Many people are buying meat in bulk in an effort to cut back on trips to the store. But, if you haven't stocked up and are still looking for protein, there are other ways to source your meat. Here's how you can find meat, including beef, poultry and more.

Getty / Hispanolistic

4 Ways to Find Meat

Farmers' Markets

While in-person shopping at farmers' markets has changed to follow social distancing guidelines, many markets are adapting by switching to a drive-thru format. You can place online orders with your favorite meat vendors and, on your usual farmers' market day, drive to pick it up.
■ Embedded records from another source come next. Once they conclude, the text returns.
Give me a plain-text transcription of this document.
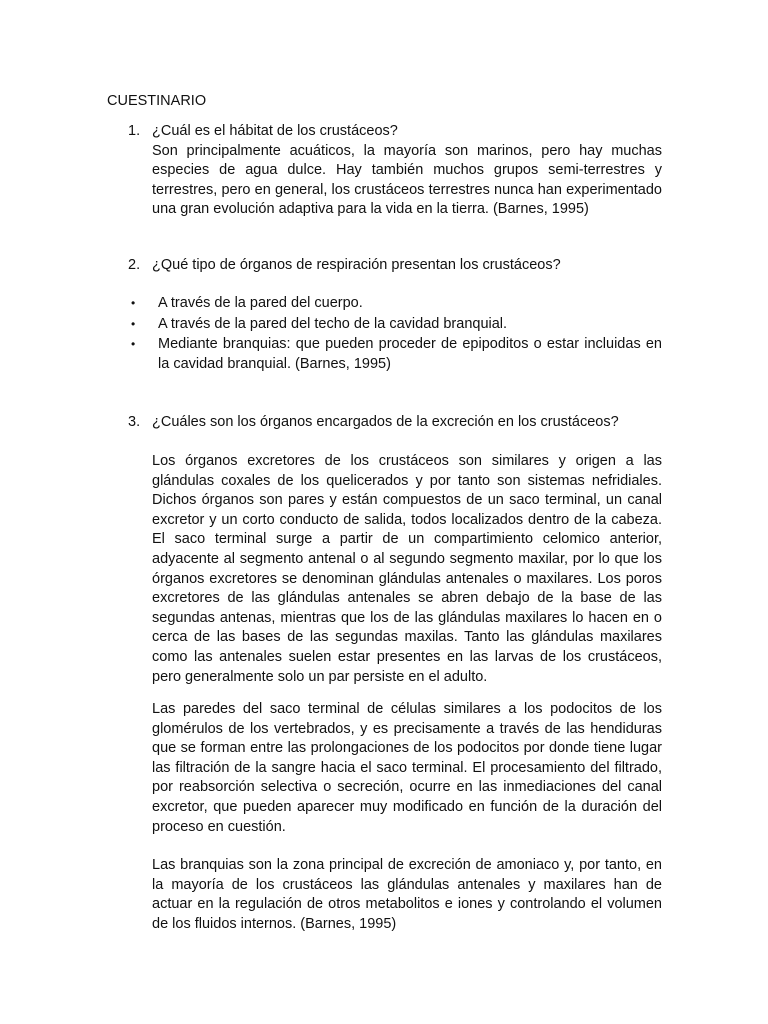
CUESTINARIO
1. ¿Cuál es el hábitat de los crustáceos?

Son principalmente acuáticos, la mayoría son marinos, pero hay muchas especies de agua dulce. Hay también muchos grupos semi-terrestres y terrestres, pero en general, los crustáceos terrestres nunca han experimentado una gran evolución adaptiva para la vida en la tierra. (Barnes, 1995)

2. ¿Qué tipo de órganos de respiración presentan los crustáceos?
• A través de la pared del cuerpo.
• A través de la pared del techo de la cavidad branquial.
• Mediante branquias: que pueden proceder de epipoditos o estar incluidas en la cavidad branquial. (Barnes, 1995)

3. ¿Cuáles son los órganos encargados de la excreción en los crustáceos?

Los órganos excretores de los crustáceos son similares y origen a las glándulas coxales de los quelicerados y por tanto son sistemas nefridiales. Dichos órganos son pares y están compuestos de un saco terminal, un canal excretor y un corto conducto de salida, todos localizados dentro de la cabeza. El saco terminal surge a partir de un compartimiento celomico anterior, adyacente al segmento antenal o al segundo segmento maxilar, por lo que los órganos excretores se denominan glándulas antenales o maxilares. Los poros excretores de las glándulas antenales se abren debajo de la base de las segundas antenas, mientras que los de las glándulas maxilares lo hacen en o cerca de las bases de las segundas maxilas. Tanto las glándulas maxilares como las antenales suelen estar presentes en las larvas de los crustáceos, pero generalmente solo un par persiste en el adulto.

Las paredes del saco terminal de células similares a los podocitos de los glomérulos de los vertebrados, y es precisamente a través de las hendiduras que se forman entre las prolongaciones de los podocitos por donde tiene lugar las filtración de la sangre hacia el saco terminal. El procesamiento del filtrado, por reabsorción selectiva o secreción, ocurre en las inmediaciones del canal excretor, que pueden aparecer muy modificado en función de la duración del proceso en cuestión.

Las branquias son la zona principal de excreción de amoniaco y, por tanto, en la mayoría de los crustáceos las glándulas antenales y maxilares han de actuar en la regulación de otros metabolitos e iones y controlando el volumen de los fluidos internos. (Barnes, 1995)
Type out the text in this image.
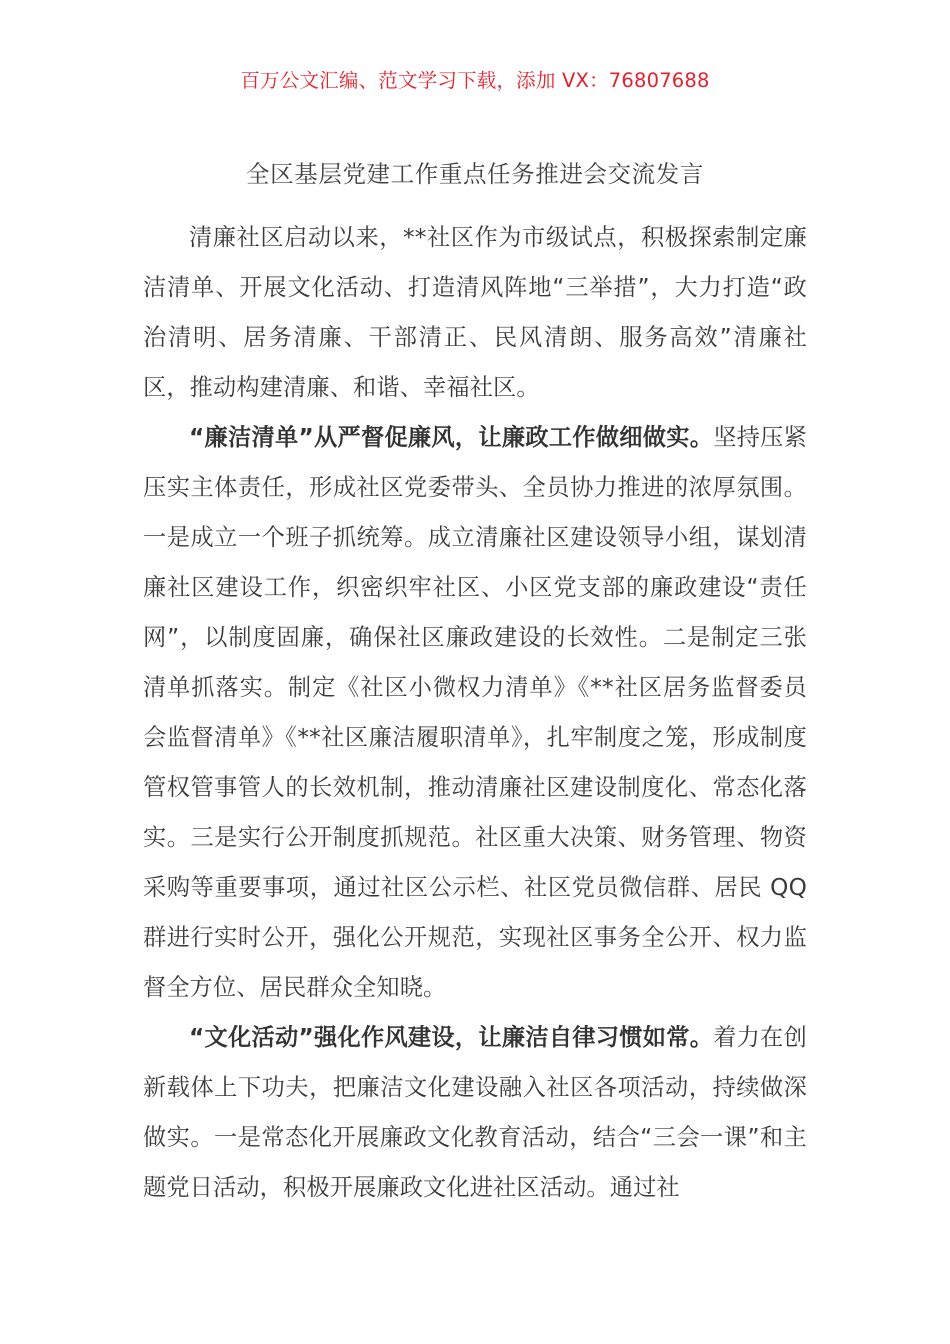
百万公文汇编、范文学习下载，添加 VX：76807688
全区基层党建工作重点任务推进会交流发言

清廉社区启动以来，**社区作为市级试点，积极探索制定廉洁清单、开展文化活动、打造清风阵地“三举措”，大力打造“政治清明、居务清廉、干部清正、民风清朗、服务高效”清廉社区，推动构建清廉、和谐、幸福社区。

“廉洁清单”从严督促廉风，让廉政工作做细做实。坚持压紧压实主体责任，形成社区党委带头、全员协力推进的浓厚氛围。一是成立一个班子抓统筹。成立清廉社区建设领导小组，谋划清廉社区建设工作，织密织牢社区、小区党支部的廉政建设“责任网”，以制度固廉，确保社区廉政建设的长效性。二是制定三张清单抓落实。制定《社区小微权力清单》《**社区居务监督委员会监督清单》《**社区廉洁履职清单》，扎牢制度之笼，形成制度管权管事管人的长效机制，推动清廉社区建设制度化、常态化落实。三是实行公开制度抓规范。社区重大决策、财务管理、物资采购等重要事项，通过社区公示栏、社区党员微信群、居民 QQ 群进行实时公开，强化公开规范，实现社区事务全公开、权力监督全方位、居民群众全知晓。

“文化活动”强化作风建设，让廉洁自律习惯如常。着力在创新载体上下功夫，把廉洁文化建设融入社区各项活动，持续做深做实。一是常态化开展廉政文化教育活动，结合“三会一课”和主题党日活动，积极开展廉政文化进社区活动。通过社
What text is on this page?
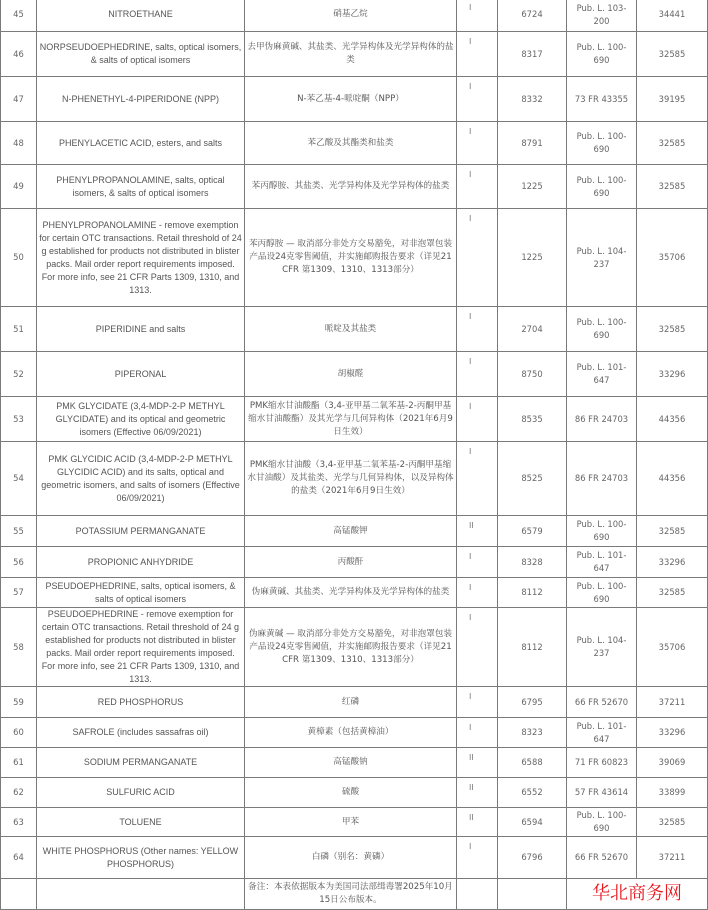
45	NITROETHANE	硝基乙烷	I	6724	Pub. L. 103-200	34441
46	NORPSEUDOEPHEDRINE, salts, optical isomers, & salts of optical isomers	去甲伪麻黄碱、其盐类、光学异构体及光学异构体的盐类	I	8317	Pub. L. 100-690	32585
47	N-PHENETHYL-4-PIPERIDONE (NPP)	N-苯乙基-4-哌啶酮（NPP）	I	8332	73 FR 43355	39195
48	PHENYLACETIC ACID, esters, and salts	苯乙酸及其酯类和盐类	I	8791	Pub. L. 100-690	32585
49	PHENYLPROPANOLAMINE, salts, optical isomers, & salts of optical isomers	苯丙醇胺、其盐类、光学异构体及光学异构体的盐类	I	1225	Pub. L. 100-690	32585
50	PHENYLPROPANOLAMINE - remove exemption for certain OTC transactions. Retail threshold of 24 g established for products not distributed in blister packs. Mail order report requirements imposed. For more info, see 21 CFR Parts 1309, 1310, and 1313.	苯丙醇胺 — 取消部分非处方交易豁免，对非泡罩包装产品设24克零售阈值，并实施邮购报告要求（详见21 CFR 第1309、1310、1313部分）	I	1225	Pub. L. 104-237	35706
51	PIPERIDINE and salts	哌啶及其盐类	I	2704	Pub. L. 100-690	32585
52	PIPERONAL	胡椒醛	I	8750	Pub. L. 101-647	33296
53	PMK GLYCIDATE (3,4-MDP-2-P METHYL GLYCIDATE) and its optical and geometric isomers (Effective 06/09/2021)	PMK缩水甘油酸酯（3,4-亚甲基二氧苯基-2-丙酮甲基缩水甘油酸酯）及其光学与几何异构体（2021年6月9日生效）	I	8535	86 FR 24703	44356
54	PMK GLYCIDIC ACID (3,4-MDP-2-P METHYL GLYCIDIC ACID) and its salts, optical and geometric isomers, and salts of isomers (Effective 06/09/2021)	PMK缩水甘油酸（3,4-亚甲基二氧苯基-2-丙酮甲基缩水甘油酸）及其盐类、光学与几何异构体，以及异构体的盐类（2021年6月9日生效）	I	8525	86 FR 24703	44356
55	POTASSIUM PERMANGANATE	高锰酸钾	II	6579	Pub. L. 100-690	32585
56	PROPIONIC ANHYDRIDE	丙酸酐	I	8328	Pub. L. 101-647	33296
57	PSEUDOEPHEDRINE, salts, optical isomers, & salts of optical isomers	伪麻黄碱、其盐类、光学异构体及光学异构体的盐类	I	8112	Pub. L. 100-690	32585
58	PSEUDOEPHEDRINE - remove exemption for certain OTC transactions. Retail threshold of 24 g established for products not distributed in blister packs. Mail order report requirements imposed. For more info, see 21 CFR Parts 1309, 1310, and 1313.	伪麻黄碱 — 取消部分非处方交易豁免，对非泡罩包装产品设24克零售阈值，并实施邮购报告要求（详见21 CFR 第1309、1310、1313部分）	I	8112	Pub. L. 104-237	35706
59	RED PHOSPHORUS	红磷	I	6795	66 FR 52670	37211
60	SAFROLE (includes sassafras oil)	黄樟素（包括黄樟油）	I	8323	Pub. L. 101-647	33296
61	SODIUM PERMANGANATE	高锰酸钠	II	6588	71 FR 60823	39069
62	SULFURIC ACID	硫酸	II	6552	57 FR 43614	33899
63	TOLUENE	甲苯	II	6594	Pub. L. 100-690	32585
64	WHITE PHOSPHORUS (Other names: YELLOW PHOSPHORUS)	白磷（别名：黄磷）	I	6796	66 FR 52670	37211
		备注：本表依据版本为美国司法部缉毒署2025年10月15日公布版本。			华北商务网	
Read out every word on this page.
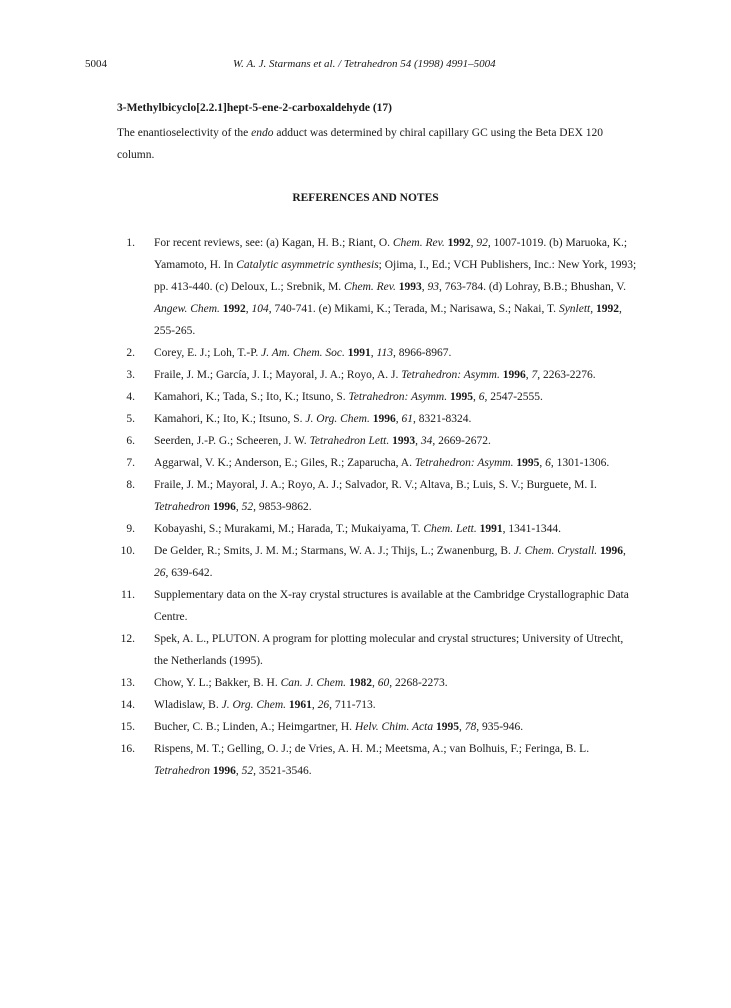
5004	W. A. J. Starmans et al. / Tetrahedron 54 (1998) 4991–5004
3-Methylbicyclo[2.2.1]hept-5-ene-2-carboxaldehyde (17)
The enantioselectivity of the endo adduct was determined by chiral capillary GC using the Beta DEX 120 column.
REFERENCES AND NOTES
1. For recent reviews, see: (a) Kagan, H. B.; Riant, O. Chem. Rev. 1992, 92, 1007-1019. (b) Maruoka, K.; Yamamoto, H. In Catalytic asymmetric synthesis; Ojima, I., Ed.; VCH Publishers, Inc.: New York, 1993; pp. 413-440. (c) Deloux, L.; Srebnik, M. Chem. Rev. 1993, 93, 763-784. (d) Lohray, B.B.; Bhushan, V. Angew. Chem. 1992, 104, 740-741. (e) Mikami, K.; Terada, M.; Narisawa, S.; Nakai, T. Synlett, 1992, 255-265.
2. Corey, E. J.; Loh, T.-P. J. Am. Chem. Soc. 1991, 113, 8966-8967.
3. Fraile, J. M.; García, J. I.; Mayoral, J. A.; Royo, A. J. Tetrahedron: Asymm. 1996, 7, 2263-2276.
4. Kamahori, K.; Tada, S.; Ito, K.; Itsuno, S. Tetrahedron: Asymm. 1995, 6, 2547-2555.
5. Kamahori, K.; Ito, K.; Itsuno, S. J. Org. Chem. 1996, 61, 8321-8324.
6. Seerden, J.-P. G.; Scheeren, J. W. Tetrahedron Lett. 1993, 34, 2669-2672.
7. Aggarwal, V. K.; Anderson, E.; Giles, R.; Zaparucha, A. Tetrahedron: Asymm. 1995, 6, 1301-1306.
8. Fraile, J. M.; Mayoral, J. A.; Royo, A. J.; Salvador, R. V.; Altava, B.; Luis, S. V.; Burguete, M. I. Tetrahedron 1996, 52, 9853-9862.
9. Kobayashi, S.; Murakami, M.; Harada, T.; Mukaiyama, T. Chem. Lett. 1991, 1341-1344.
10. De Gelder, R.; Smits, J. M. M.; Starmans, W. A. J.; Thijs, L.; Zwanenburg, B. J. Chem. Crystall. 1996, 26, 639-642.
11. Supplementary data on the X-ray crystal structures is available at the Cambridge Crystallographic Data Centre.
12. Spek, A. L., PLUTON. A program for plotting molecular and crystal structures; University of Utrecht, the Netherlands (1995).
13. Chow, Y. L.; Bakker, B. H. Can. J. Chem. 1982, 60, 2268-2273.
14. Wladislaw, B. J. Org. Chem. 1961, 26, 711-713.
15. Bucher, C. B.; Linden, A.; Heimgartner, H. Helv. Chim. Acta 1995, 78, 935-946.
16. Rispens, M. T.; Gelling, O. J.; de Vries, A. H. M.; Meetsma, A.; van Bolhuis, F.; Feringa, B. L. Tetrahedron 1996, 52, 3521-3546.
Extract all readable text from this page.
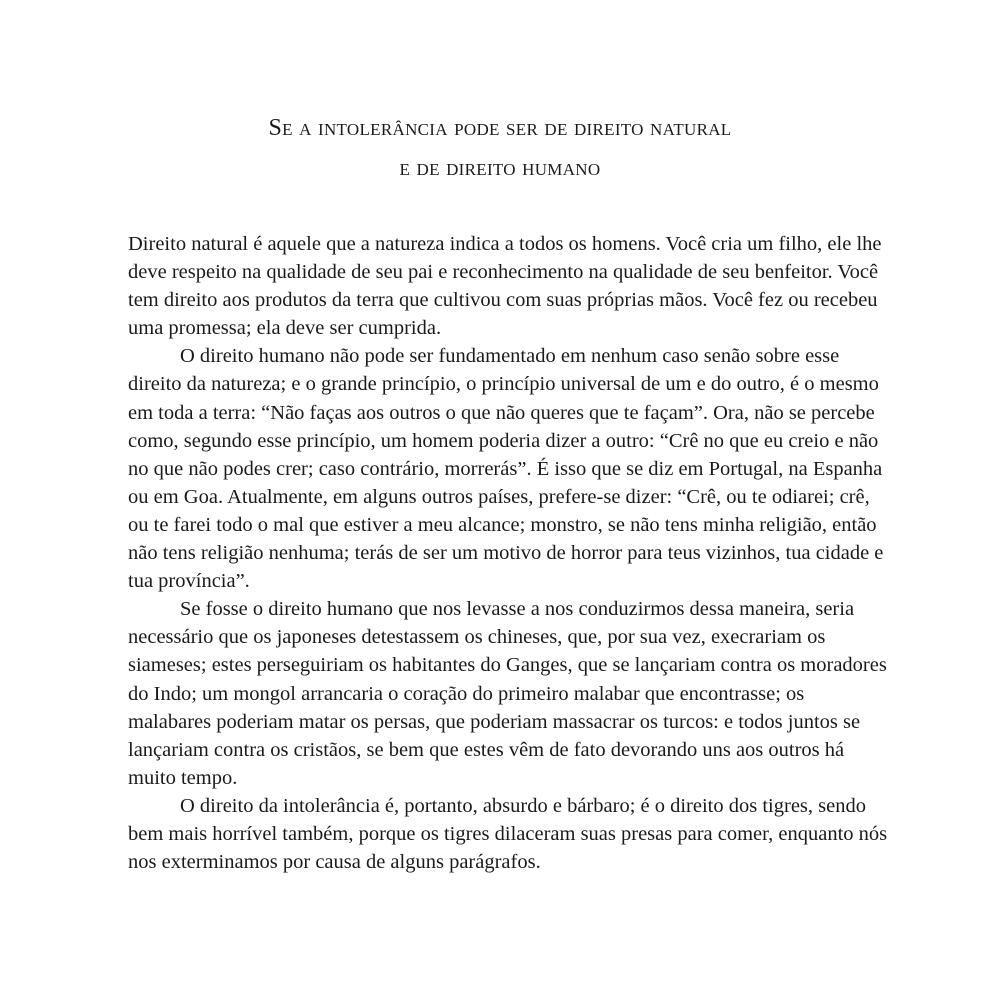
Se a intolerância pode ser de direito natural
e de direito humano

Direito natural é aquele que a natureza indica a todos os homens. Você cria um filho, ele lhe deve respeito na qualidade de seu pai e reconhecimento na qualidade de seu benfeitor. Você tem direito aos produtos da terra que cultivou com suas próprias mãos. Você fez ou recebeu uma promessa; ela deve ser cumprida.

O direito humano não pode ser fundamentado em nenhum caso senão sobre esse direito da natureza; e o grande princípio, o princípio universal de um e do outro, é o mesmo em toda a terra: “Não faças aos outros o que não queres que te façam”. Ora, não se percebe como, segundo esse princípio, um homem poderia dizer a outro: “Crê no que eu creio e não no que não podes crer; caso contrário, morrerás”. É isso que se diz em Portugal, na Espanha ou em Goa. Atualmente, em alguns outros países, prefere-se dizer: “Crê, ou te odiarei; crê, ou te farei todo o mal que estiver a meu alcance; monstro, se não tens minha religião, então não tens religião nenhuma; terás de ser um motivo de horror para teus vizinhos, tua cidade e tua província”.

Se fosse o direito humano que nos levasse a nos conduzirmos dessa maneira, seria necessário que os japoneses detestassem os chineses, que, por sua vez, execrariam os siameses; estes perseguiriam os habitantes do Ganges, que se lançariam contra os moradores do Indo; um mongol arrancaria o coração do primeiro malabar que encontrasse; os malabares poderiam matar os persas, que poderiam massacrar os turcos: e todos juntos se lançariam contra os cristãos, se bem que estes vêm de fato devorando uns aos outros há muito tempo.

O direito da intolerância é, portanto, absurdo e bárbaro; é o direito dos tigres, sendo bem mais horrível também, porque os tigres dilaceram suas presas para comer, enquanto nós nos exterminamos por causa de alguns parágrafos.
This is a great way to support local businesses and receive fresh products. Check your local farmers' market website to see if they are participating.

Subscription Services

Subscription services are the easiest way to get proteins like beef and chicken delivered straight to your door. You don't have to worry about a trip to the store and can easily customize your box depending on your tastes. Here are a few services that ship nationally (Hawaii and Alaska not included):

  • Rastelli's: Choose from beef, pork, chicken and seafood (individual boxes start at $29)
  • Moink: Choose from beef, pork, chicken and salmon (boxes start at $129)
  • Butcher Box: Choose from beef, pork and chicken (boxes start at $129 per month)

Local Restaurants

As restaurants adapt to takeout or delivery-only options, many places have turned into grocery stores. Instead of preparing the meal for you, restaurants are selling the inventory they normally receive (some might even throw in a roll of toilet paper). Check restaurant websites to see what they're offering.

Community Supported Agriculture (CSAs)

Similar to farmers' markets, CSAs are a great way to support local farmers. A CSA allows farmers to sell shares of their goods, whether it's meat, produce or even flowers. You pay up front for a membership and then receive weekly boxes of the products you purchased. Use Local Harvest to locate a CSA near you to see what your options are.